From ECE Information Technology Services
Revision as of 16:40, 26 April 2013 by Derekp (talk | contribs) (automount problems)
(diff) ← Older revision | Latest revision (diff) | Newer revision → (diff)
Jump to navigationJump to search

Around 3:30pm yesterday (April 24, 2013) the load on our ldap server went up due to the large number of requests. This caused a slow down in ldap responses to our mail and file servers. Today, this slow down caused some login/webmail/email access as well as automounting of home directories on Linux machines to fail.

We have deployed an extra ldap server to remedy the problem. As of 3:10pm the new server is up and it seems to reduce the overall load and resolve the problem. If you are experiencing similar problems again (after 4 pm), please let us know via help@ece.ubc.ca.

Thank you.

Update April 26 2013

Home directories (and therefore IMAP mail access) were intermittently inaccessible from April 25 17:00 until April 26 16:00, due to sysadmin error.

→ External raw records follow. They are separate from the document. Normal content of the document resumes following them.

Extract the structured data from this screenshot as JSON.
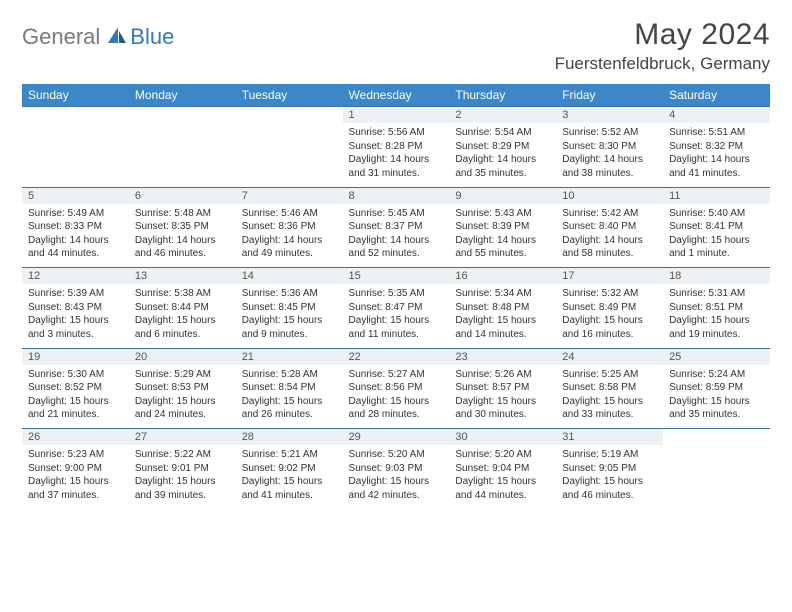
{
  "brand": {
    "part1": "General",
    "part2": "Blue"
  },
  "title": "May 2024",
  "location": "Fuerstenfeldbruck, Germany",
  "colors": {
    "header_bg": "#3b87c8",
    "header_text": "#ffffff",
    "daynum_bg": "#eef1f4",
    "row_divider": "#3b6fa0",
    "logo_gray": "#7a7a7a",
    "logo_blue": "#2f7abf",
    "text": "#333333",
    "title_text": "#444444"
  },
  "days_of_week": [
    "Sunday",
    "Monday",
    "Tuesday",
    "Wednesday",
    "Thursday",
    "Friday",
    "Saturday"
  ],
  "weeks": [
    [
      null,
      null,
      null,
      {
        "n": "1",
        "sr": "5:56 AM",
        "ss": "8:28 PM",
        "dl": "14 hours and 31 minutes."
      },
      {
        "n": "2",
        "sr": "5:54 AM",
        "ss": "8:29 PM",
        "dl": "14 hours and 35 minutes."
      },
      {
        "n": "3",
        "sr": "5:52 AM",
        "ss": "8:30 PM",
        "dl": "14 hours and 38 minutes."
      },
      {
        "n": "4",
        "sr": "5:51 AM",
        "ss": "8:32 PM",
        "dl": "14 hours and 41 minutes."
      }
    ],
    [
      {
        "n": "5",
        "sr": "5:49 AM",
        "ss": "8:33 PM",
        "dl": "14 hours and 44 minutes."
      },
      {
        "n": "6",
        "sr": "5:48 AM",
        "ss": "8:35 PM",
        "dl": "14 hours and 46 minutes."
      },
      {
        "n": "7",
        "sr": "5:46 AM",
        "ss": "8:36 PM",
        "dl": "14 hours and 49 minutes."
      },
      {
        "n": "8",
        "sr": "5:45 AM",
        "ss": "8:37 PM",
        "dl": "14 hours and 52 minutes."
      },
      {
        "n": "9",
        "sr": "5:43 AM",
        "ss": "8:39 PM",
        "dl": "14 hours and 55 minutes."
      },
      {
        "n": "10",
        "sr": "5:42 AM",
        "ss": "8:40 PM",
        "dl": "14 hours and 58 minutes."
      },
      {
        "n": "11",
        "sr": "5:40 AM",
        "ss": "8:41 PM",
        "dl": "15 hours and 1 minute."
      }
    ],
    [
      {
        "n": "12",
        "sr": "5:39 AM",
        "ss": "8:43 PM",
        "dl": "15 hours and 3 minutes."
      },
      {
        "n": "13",
        "sr": "5:38 AM",
        "ss": "8:44 PM",
        "dl": "15 hours and 6 minutes."
      },
      {
        "n": "14",
        "sr": "5:36 AM",
        "ss": "8:45 PM",
        "dl": "15 hours and 9 minutes."
      },
      {
        "n": "15",
        "sr": "5:35 AM",
        "ss": "8:47 PM",
        "dl": "15 hours and 11 minutes."
      },
      {
        "n": "16",
        "sr": "5:34 AM",
        "ss": "8:48 PM",
        "dl": "15 hours and 14 minutes."
      },
      {
        "n": "17",
        "sr": "5:32 AM",
        "ss": "8:49 PM",
        "dl": "15 hours and 16 minutes."
      },
      {
        "n": "18",
        "sr": "5:31 AM",
        "ss": "8:51 PM",
        "dl": "15 hours and 19 minutes."
      }
    ],
    [
      {
        "n": "19",
        "sr": "5:30 AM",
        "ss": "8:52 PM",
        "dl": "15 hours and 21 minutes."
      },
      {
        "n": "20",
        "sr": "5:29 AM",
        "ss": "8:53 PM",
        "dl": "15 hours and 24 minutes."
      },
      {
        "n": "21",
        "sr": "5:28 AM",
        "ss": "8:54 PM",
        "dl": "15 hours and 26 minutes."
      },
      {
        "n": "22",
        "sr": "5:27 AM",
        "ss": "8:56 PM",
        "dl": "15 hours and 28 minutes."
      },
      {
        "n": "23",
        "sr": "5:26 AM",
        "ss": "8:57 PM",
        "dl": "15 hours and 30 minutes."
      },
      {
        "n": "24",
        "sr": "5:25 AM",
        "ss": "8:58 PM",
        "dl": "15 hours and 33 minutes."
      },
      {
        "n": "25",
        "sr": "5:24 AM",
        "ss": "8:59 PM",
        "dl": "15 hours and 35 minutes."
      }
    ],
    [
      {
        "n": "26",
        "sr": "5:23 AM",
        "ss": "9:00 PM",
        "dl": "15 hours and 37 minutes."
      },
      {
        "n": "27",
        "sr": "5:22 AM",
        "ss": "9:01 PM",
        "dl": "15 hours and 39 minutes."
      },
      {
        "n": "28",
        "sr": "5:21 AM",
        "ss": "9:02 PM",
        "dl": "15 hours and 41 minutes."
      },
      {
        "n": "29",
        "sr": "5:20 AM",
        "ss": "9:03 PM",
        "dl": "15 hours and 42 minutes."
      },
      {
        "n": "30",
        "sr": "5:20 AM",
        "ss": "9:04 PM",
        "dl": "15 hours and 44 minutes."
      },
      {
        "n": "31",
        "sr": "5:19 AM",
        "ss": "9:05 PM",
        "dl": "15 hours and 46 minutes."
      },
      null
    ]
  ],
  "labels": {
    "sunrise": "Sunrise:",
    "sunset": "Sunset:",
    "daylight": "Daylight:"
  }
}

While rushing to deploy an additional LDAP server, a change to a configuration file to add some indexes to the LDAP database was accidentally pushed to the LDAP servers. However, the existing LDAP server was not given the command to rebuild its index. Therefore, client machines searching for automount entries would erroneously get empty results — the LDAP server was instructed by its configuration file to rely on an index that had not actually been built.

Of the pair of machines in the pool of LDAP servers, only the original node was afflicted with this problem. The newly deployed machine was built using the new configuration file, and was therefore consistent. Since our load balancer randomly assigns incoming connections to the two nodes, LDAP queries for automount entries had approximately a 50-50 chance erroneously returning empty results.

We apologize for the inconvenience, and thank the users who reported the problem.